A really big house centipede is as long as your little finger. See, not so bad, unless you have abnormally large hands. What makes them appear so large is the length of their legs in comparison to their body size. Remember, they have 30 legs, a pair for each body segment, and these legs are long and nimble.

When prey is sighted, or you suddenly turn the room light on (and yell "surprise"), they rise up on their tip-toes, hunch like a sprinter on the starting blocks, and… varoom, they're off! Their speed makes them appear to float or fly, except for the sight of all those legs working in an undulating synchronized fashion.

Like synchronized swimming, with all those legs waving about in an unreal manner, just looking at it can give you the willies; there's that wee small voice in your head screaming, "That's just not right." But I digress.

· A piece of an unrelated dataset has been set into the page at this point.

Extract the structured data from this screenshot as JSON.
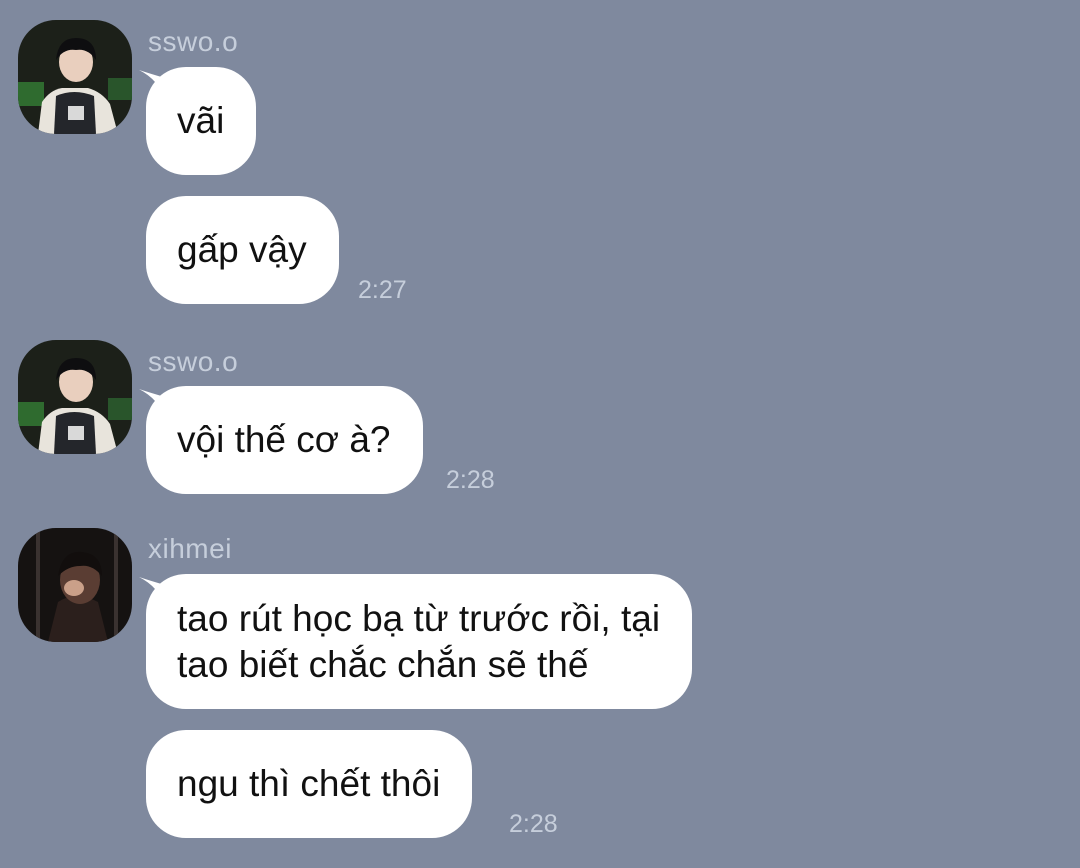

House centipedes need to move fast as they are hunters and they run down their prey. Silverfish, flies and other common household pests (they are common, right? Just like our place, right?) are consumed while still writhing from a venomous bite.

So house centipedes are, like, your friends, you know? They keep out of your way, they clean up other bothersome house guests, and don't overpopulate their living areas. In the summertime, they even move outdoors, kind of like going to the cottage (there's always way more bugs at the cottage).

The best hypothesis as how or why these critters are arriving in our neighbourhood is the transportation of furniture. Whether in a warehouse or a real house, somewhere south of the border, these guys slip into the dark corners of the underside of a sofa, are loaded on a truck and are then inadvertently delivered into Ontario. Two of the cases we worked on involved recent furniture additions to the home.

If you'd like to find out more about these eerie, mini-dustmop-looking things, check out an Internet search for "scutigera", and brace yourselves for a visual shock. "That thing's living in my house?! Un-ah, no sir, not with me it ain't." So hey, if you knock $100,000 off for a quick sale, I might be interested.